Friday, January 16, 2009

Highlights of the Recovery Plan

From the WSJ:

Highlights of Economic Recovery Plan
$32 billion Funding for "smart electricity grid" to reduce waste
$20 billion + Renewable energy tax cuts and a tax credit for research and development on energy-related work, and a multiyear extension of renewable energy production tax credit
$6 billion Funding to weatherize modest-income homes

Science and Technology
$10 billion Science facilities
$6 billion High-speed Internet access for rural and underserved areas

$32 billion Transportation projects
$31 billion Construction and repair of federal buildings and other public infrastructure
$19 billion Water projects
$10 billion Rail and mass transit projects

$41 billion Grants to local school districts
$79 billion State fiscal relief to prevent cuts in state aid
$21 billion School modernization

Health Care
$39 billion Subsidies to health insurance for unemployed; providing coverage through Medicaid
$90 billion Help to states with Medicaid
$20 billion Modernization of health-information technology systems
$4 billion Preventative care



* $500 per worker, $1,000 per couple tax cut for two years, costing about $140 billion
* Greater access to the $1,000-per-child tax credit for the working poor
* Expansion of the earned-income tax credit to include families with three children
* A $2,500 college tuition tax credit
* Repeal of a requirement that a $7,500 first-time homebuyer tax credit be paid back over time


* An infusion of cash into money-losing companies by allowing them to claim tax credits on past profits dating back five years instead of two
* Bonus depreciation for businesses investing in new plants and equipment
* Doubling of the amount small businesses can write off for capital investments and new equipment purchases
* Allowing businesses to claim a tax credit for hiring disconnected youth and veterans

Let's review where we are.

According to the latest Beige Book things are pretty grim.

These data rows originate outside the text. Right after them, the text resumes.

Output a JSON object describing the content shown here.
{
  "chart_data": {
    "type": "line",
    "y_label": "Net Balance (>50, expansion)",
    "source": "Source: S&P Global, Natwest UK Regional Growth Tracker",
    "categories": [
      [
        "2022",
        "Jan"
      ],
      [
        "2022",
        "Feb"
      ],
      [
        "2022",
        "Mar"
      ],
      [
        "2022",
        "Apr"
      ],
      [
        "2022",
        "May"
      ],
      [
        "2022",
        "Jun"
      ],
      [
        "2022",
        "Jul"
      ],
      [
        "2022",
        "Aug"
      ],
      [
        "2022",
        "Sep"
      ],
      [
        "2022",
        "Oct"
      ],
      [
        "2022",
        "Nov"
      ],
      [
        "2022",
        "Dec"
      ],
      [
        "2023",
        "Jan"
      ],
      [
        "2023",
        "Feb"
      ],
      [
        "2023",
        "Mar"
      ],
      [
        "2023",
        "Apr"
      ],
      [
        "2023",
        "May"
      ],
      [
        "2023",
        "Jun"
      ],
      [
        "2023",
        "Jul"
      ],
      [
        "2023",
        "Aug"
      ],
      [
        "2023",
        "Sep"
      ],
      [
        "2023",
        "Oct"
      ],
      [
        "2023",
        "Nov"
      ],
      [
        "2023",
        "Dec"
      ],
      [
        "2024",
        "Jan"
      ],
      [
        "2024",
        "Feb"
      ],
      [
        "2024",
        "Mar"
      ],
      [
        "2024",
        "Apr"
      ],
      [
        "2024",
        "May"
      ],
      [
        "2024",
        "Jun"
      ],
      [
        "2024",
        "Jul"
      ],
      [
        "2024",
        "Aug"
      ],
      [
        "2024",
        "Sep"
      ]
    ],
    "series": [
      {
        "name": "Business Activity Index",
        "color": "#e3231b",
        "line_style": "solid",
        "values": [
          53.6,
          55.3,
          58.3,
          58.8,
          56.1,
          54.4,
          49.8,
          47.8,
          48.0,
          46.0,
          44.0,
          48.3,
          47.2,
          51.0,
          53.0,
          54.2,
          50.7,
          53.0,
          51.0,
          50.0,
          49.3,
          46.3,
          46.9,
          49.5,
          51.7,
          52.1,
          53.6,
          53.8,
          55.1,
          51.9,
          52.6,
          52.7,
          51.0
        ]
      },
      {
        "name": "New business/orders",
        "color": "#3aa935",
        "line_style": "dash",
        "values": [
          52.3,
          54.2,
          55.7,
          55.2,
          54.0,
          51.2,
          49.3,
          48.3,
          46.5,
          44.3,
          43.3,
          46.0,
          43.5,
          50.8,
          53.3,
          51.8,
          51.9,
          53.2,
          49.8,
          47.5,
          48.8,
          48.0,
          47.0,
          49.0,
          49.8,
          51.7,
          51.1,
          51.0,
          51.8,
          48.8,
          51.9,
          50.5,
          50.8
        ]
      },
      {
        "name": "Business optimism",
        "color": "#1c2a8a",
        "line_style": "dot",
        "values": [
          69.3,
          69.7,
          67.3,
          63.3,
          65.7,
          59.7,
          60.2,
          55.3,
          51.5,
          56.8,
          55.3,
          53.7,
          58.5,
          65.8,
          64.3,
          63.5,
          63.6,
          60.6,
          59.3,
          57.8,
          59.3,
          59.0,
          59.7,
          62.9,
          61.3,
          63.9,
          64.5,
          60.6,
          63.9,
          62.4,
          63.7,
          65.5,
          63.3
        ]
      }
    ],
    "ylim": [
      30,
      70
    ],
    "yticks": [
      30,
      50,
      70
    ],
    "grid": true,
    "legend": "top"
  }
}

This information is confirmed by the latest FOMC Minutes release. That means we are in a situation where we should do something. The proper question then becomes, what?

On one side, the Federal Reserve has been doing everything it can (and then some) to keep the financial sector afloat. The Fed has expanded its balance sheet enormously to deal with the financial crisis. Whether or not you agree with that expansion is a different question than whether or not it has been effective. The answer to the latter is yes -- credit spreads have come down. Lending won't return to pre-recession levels for awhile because, well, we're in a recession when lending naturally slows down anyway.

Then we have the consumer side of the equation which is in terrible shape. The US economy needs an active consumer, which is responsible for about 70% of out economic growth. But those expenditures have not been coming as fast lately. In fact -- the US consumer is pretty much going on strike right now:

Click on both for a larger image

The main goal is to increase consumer demand through government spending. The logic goes like this: the government spends more money. In spending this money they hire people to do things either directly (by directly hiring them) or indirectly (by having government contracts go to private firms who then hire people etc...). This puts more money in people's pockets which they in turn go out and spend.

The big question is will it work? The basic GDP equation (consumer spending + investment + exports + government spending = GDP) says so. But it's important to remember that the best laid plans of mice and men can run afoul too. In other words -- this is not a guarantee and should not be sold as such. There are still a ton of risks involved with this move.